Figure 2Methods to visualize gene expression profiles, demonstrated using AG (AT4G18960).
(A) ePlant: Plant Viewer eFP. Each organ is colored to indicate gene expression level; yellow and red colors indicate low and high transcripts per million (TPM)values, respectively.
(B) CoNekT-Plants. The samples and gene expression level are shown on the x and y axis, respectively. The bars and points indicate the mean and maximum/minimum expression.
(C) GENEVESTIGATOR developmental atlas. Points indicate mean values, and whiskers indicate standard errors.
(D) GENEVESTIGATOR: anatomy search tool. The different organs, tissues, and cell types have been arranged into logical hierarchies. The gene expression levels are indicated by a heatmap, where white and dark beige colors indicate low and high expression, respectively.
(E) Visualization of scRNA-seq data. Single-cell RNA-seq of A. thaliana cellulose synthase-like D3 (AT3G03050) visualized in ePlant. Each point depicts a single cell, and the low and high expression value of the gene are represented by yellow and red colors, respectively.
Figure 3Comparative gene expression analyses.
(A) Comparative expression heatmap of AG. Rows correspond to genes, and columns represent organs.

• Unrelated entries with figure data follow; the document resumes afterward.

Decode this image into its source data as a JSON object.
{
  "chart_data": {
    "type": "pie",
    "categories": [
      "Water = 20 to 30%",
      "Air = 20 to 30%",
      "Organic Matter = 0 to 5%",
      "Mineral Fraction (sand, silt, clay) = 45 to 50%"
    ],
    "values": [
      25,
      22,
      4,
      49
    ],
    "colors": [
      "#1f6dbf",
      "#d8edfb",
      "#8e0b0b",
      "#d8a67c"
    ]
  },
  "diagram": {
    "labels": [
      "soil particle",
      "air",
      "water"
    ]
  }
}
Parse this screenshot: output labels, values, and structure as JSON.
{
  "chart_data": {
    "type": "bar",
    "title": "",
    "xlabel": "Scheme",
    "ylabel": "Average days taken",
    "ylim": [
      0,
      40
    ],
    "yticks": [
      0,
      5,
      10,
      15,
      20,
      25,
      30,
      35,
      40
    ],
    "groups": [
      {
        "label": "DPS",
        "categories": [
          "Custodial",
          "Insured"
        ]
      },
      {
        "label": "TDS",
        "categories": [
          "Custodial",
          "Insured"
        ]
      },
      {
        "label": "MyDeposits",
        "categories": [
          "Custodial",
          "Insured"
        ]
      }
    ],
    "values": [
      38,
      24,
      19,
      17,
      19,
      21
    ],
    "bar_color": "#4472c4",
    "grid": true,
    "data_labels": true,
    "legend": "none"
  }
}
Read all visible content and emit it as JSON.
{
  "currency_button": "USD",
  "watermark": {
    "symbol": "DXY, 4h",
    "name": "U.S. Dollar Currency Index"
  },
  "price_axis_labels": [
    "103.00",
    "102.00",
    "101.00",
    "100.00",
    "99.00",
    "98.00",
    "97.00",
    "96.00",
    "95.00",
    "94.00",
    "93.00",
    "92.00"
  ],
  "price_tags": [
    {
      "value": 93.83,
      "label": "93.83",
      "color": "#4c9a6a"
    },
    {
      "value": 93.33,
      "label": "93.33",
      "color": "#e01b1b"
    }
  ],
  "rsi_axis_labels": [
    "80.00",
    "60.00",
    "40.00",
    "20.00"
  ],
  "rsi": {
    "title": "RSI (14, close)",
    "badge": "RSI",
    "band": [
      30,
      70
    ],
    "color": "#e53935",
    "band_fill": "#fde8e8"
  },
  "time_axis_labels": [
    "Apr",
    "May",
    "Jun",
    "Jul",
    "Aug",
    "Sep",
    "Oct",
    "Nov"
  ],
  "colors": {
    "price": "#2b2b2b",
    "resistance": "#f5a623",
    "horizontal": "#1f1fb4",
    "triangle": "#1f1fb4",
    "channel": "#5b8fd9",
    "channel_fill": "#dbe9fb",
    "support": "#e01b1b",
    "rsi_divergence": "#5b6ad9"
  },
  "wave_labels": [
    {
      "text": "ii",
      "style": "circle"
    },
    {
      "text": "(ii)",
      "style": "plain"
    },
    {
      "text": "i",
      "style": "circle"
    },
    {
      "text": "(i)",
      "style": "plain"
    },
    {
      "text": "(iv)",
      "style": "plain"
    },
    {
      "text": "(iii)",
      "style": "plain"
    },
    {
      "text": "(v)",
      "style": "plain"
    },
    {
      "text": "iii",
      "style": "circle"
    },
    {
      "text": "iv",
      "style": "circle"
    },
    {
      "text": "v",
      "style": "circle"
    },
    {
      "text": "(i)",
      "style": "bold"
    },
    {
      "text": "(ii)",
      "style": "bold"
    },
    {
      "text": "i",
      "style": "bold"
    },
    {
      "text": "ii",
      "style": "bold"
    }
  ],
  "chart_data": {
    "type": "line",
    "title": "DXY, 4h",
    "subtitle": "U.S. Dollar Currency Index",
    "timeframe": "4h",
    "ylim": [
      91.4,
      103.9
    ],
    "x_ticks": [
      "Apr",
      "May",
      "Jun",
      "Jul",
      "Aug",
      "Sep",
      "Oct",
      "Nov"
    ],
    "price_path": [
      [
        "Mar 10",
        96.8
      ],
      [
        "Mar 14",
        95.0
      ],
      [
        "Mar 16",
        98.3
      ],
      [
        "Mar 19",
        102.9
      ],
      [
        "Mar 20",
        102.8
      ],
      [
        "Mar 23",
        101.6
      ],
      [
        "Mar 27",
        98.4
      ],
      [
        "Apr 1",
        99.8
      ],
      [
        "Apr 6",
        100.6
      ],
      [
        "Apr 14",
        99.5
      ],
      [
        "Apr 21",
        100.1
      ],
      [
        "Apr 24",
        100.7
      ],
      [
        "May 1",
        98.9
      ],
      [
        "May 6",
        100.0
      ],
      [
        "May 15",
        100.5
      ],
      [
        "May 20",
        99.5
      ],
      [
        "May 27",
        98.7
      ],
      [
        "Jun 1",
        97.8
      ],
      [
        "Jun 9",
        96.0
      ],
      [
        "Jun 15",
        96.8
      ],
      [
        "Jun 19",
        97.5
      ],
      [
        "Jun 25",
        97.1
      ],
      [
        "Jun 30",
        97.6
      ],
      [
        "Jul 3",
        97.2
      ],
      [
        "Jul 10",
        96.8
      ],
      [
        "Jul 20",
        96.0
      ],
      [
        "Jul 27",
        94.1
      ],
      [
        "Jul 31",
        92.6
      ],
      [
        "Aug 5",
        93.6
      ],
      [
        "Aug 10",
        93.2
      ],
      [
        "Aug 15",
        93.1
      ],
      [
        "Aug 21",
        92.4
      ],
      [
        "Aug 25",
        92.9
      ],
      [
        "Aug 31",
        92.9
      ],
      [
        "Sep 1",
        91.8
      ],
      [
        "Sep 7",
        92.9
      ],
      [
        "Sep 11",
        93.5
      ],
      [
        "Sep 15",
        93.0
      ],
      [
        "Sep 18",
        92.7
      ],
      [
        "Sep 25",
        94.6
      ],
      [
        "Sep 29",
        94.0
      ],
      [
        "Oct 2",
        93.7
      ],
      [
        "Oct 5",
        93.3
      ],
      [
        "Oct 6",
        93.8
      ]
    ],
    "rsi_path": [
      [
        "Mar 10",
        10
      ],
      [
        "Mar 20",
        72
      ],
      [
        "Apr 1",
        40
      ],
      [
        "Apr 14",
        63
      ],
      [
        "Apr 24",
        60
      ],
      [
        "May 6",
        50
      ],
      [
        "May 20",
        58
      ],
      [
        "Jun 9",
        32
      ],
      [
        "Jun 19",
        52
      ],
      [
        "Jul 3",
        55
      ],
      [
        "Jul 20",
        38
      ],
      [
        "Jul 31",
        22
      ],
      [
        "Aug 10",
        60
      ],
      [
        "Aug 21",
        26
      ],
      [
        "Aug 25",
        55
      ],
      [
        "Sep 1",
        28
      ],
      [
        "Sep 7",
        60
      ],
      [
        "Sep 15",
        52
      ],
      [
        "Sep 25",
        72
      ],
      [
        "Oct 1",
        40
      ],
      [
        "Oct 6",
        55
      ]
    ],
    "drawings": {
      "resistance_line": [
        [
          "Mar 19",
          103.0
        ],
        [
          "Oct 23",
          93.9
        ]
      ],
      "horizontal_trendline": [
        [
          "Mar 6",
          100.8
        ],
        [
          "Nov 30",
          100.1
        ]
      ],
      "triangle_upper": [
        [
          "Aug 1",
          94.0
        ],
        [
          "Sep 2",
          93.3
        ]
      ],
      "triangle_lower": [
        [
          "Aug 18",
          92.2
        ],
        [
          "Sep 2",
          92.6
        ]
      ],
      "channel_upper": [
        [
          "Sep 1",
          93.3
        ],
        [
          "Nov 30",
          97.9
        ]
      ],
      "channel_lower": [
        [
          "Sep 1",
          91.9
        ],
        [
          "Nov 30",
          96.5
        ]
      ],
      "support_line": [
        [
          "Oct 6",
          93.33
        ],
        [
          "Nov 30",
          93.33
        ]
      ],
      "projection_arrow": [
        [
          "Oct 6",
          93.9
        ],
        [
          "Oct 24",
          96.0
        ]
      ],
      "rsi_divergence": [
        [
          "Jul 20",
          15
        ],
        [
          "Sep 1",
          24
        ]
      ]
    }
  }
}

Low and high expression values are represented by green and red cells, respectively. Black cells indicate missing data. Each row has been scaled to have one as the highest value.
(B) ePlant Navigator viewer. The cladogram captures phylogenetic relationships among genes, and the bars depict sequence and expression similarities of the genes to the query (AG).

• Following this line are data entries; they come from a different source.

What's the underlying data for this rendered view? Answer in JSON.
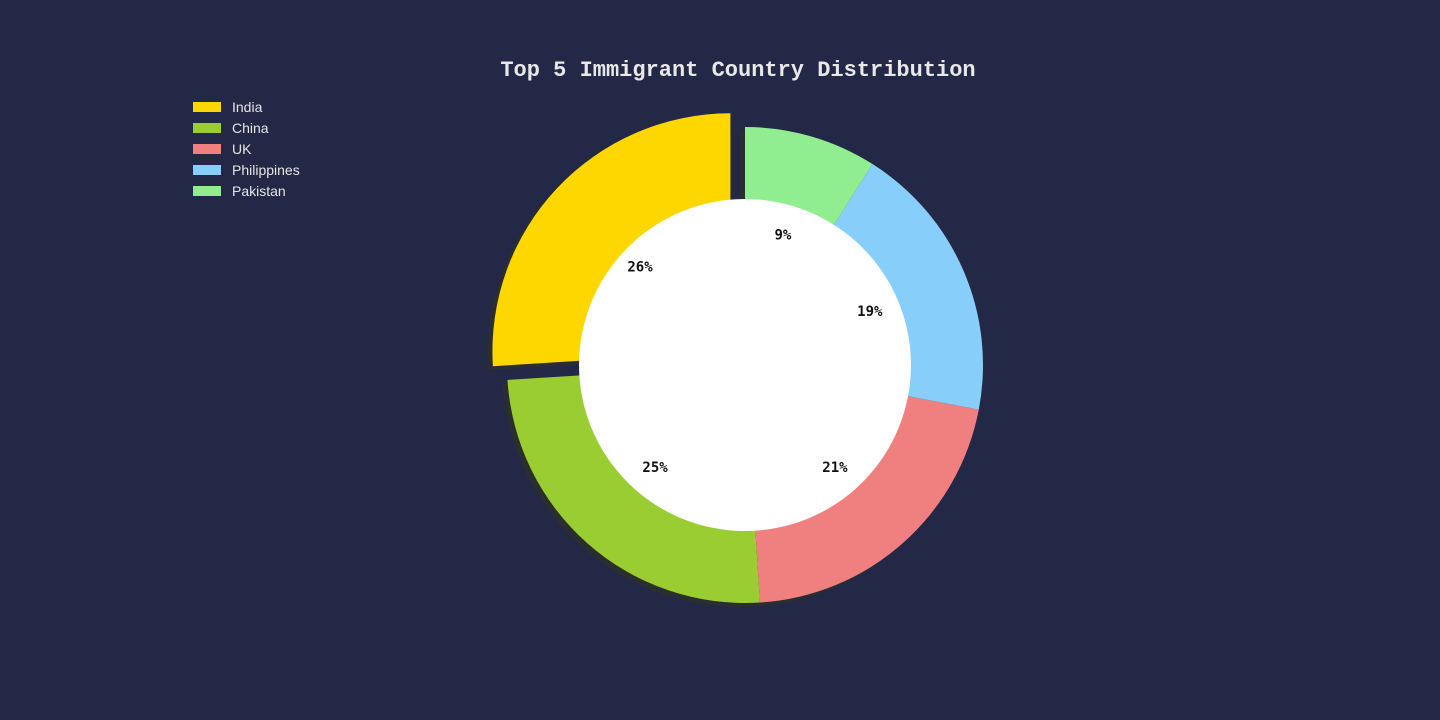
{
  "chart_data": {
    "type": "pie",
    "title": "Top 5 Immigrant Country Distribution",
    "donut": true,
    "legend_position": "top-left",
    "slices": [
      {
        "label": "India",
        "value": 26,
        "display": "26%",
        "color": "#FFD700",
        "pulled": true
      },
      {
        "label": "China",
        "value": 25,
        "display": "25%",
        "color": "#9ACD32",
        "pulled": false
      },
      {
        "label": "UK",
        "value": 21,
        "display": "21%",
        "color": "#F08080",
        "pulled": false
      },
      {
        "label": "Philippines",
        "value": 19,
        "display": "19%",
        "color": "#87CEFA",
        "pulled": false
      },
      {
        "label": "Pakistan",
        "value": 9,
        "display": "9%",
        "color": "#90EE90",
        "pulled": false
      }
    ]
  },
  "colors": {
    "background": "#222846",
    "hole": "#FFFFFF",
    "text": "#E8E8E8"
  }
}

(C) Phylogenetic tree of the AG orthogroup. The different species are represented by color-coded leaves (species without expression data are black). The expression levels in the organs are visualized as a heatmap, where low and high expressions are indicated by yellow and dark blue colors, respectively. The different clades and their expression are indicated by colored boxes. The species are indicated by gene names: Zm (Zea mays), LOC (Oryza sativa), Bradi (Brachypodium distachyon), Zosma (Zosteria marina), GS (Vitis vinifera), Sol (Solanum lycopersicum), AM (Amborella trichopoda), MA (Picea abies), and Gb (Ginkgo biloba).
Figure 4Different visualizations of co-expression networks.

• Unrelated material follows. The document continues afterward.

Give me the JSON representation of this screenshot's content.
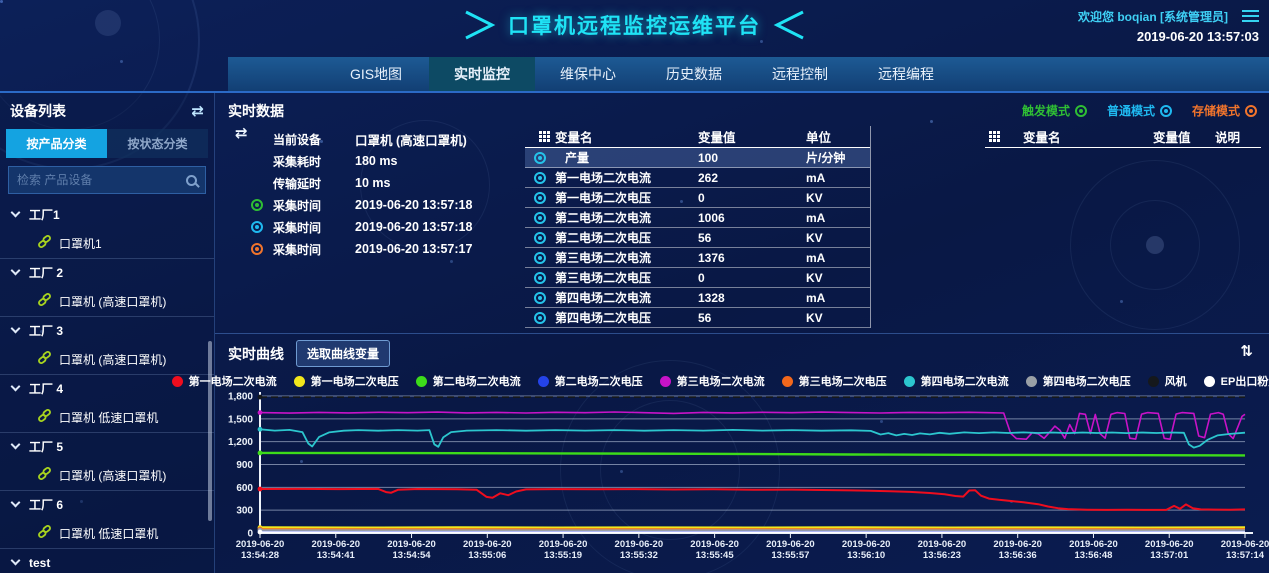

(A) CoNekT-Plants: co-expression cluster 69 that contains AG and 74 other genes and is enriched in genes with GO:0080086 (stamen filament development), GO:0048443 (stamen development), GO:0048441 (petal development), and GO:0009733 (response to auxin). For brevity, only genes involved in flower development (yellow rectangle) and response to auxin (blue squares) are displayed. Genes from the same gene family are labeled with the same node shape and color.
(B) ATTED-II: co-expression network from the local co-expression neighborhood of AG. A thicker edge indicates a stronger correlation between genes. Red dotted lines indicate protein-protein interactions.
(C) CoNekT-Plants: cross-species comparison between cluster 69 in A. thaliana (green rectangle) and cluster 51 in V. vinifera (red rectangle). Blue dotted edges connect genes from the same gene family. Genes from the same gene family are labeled with the same node shape and color.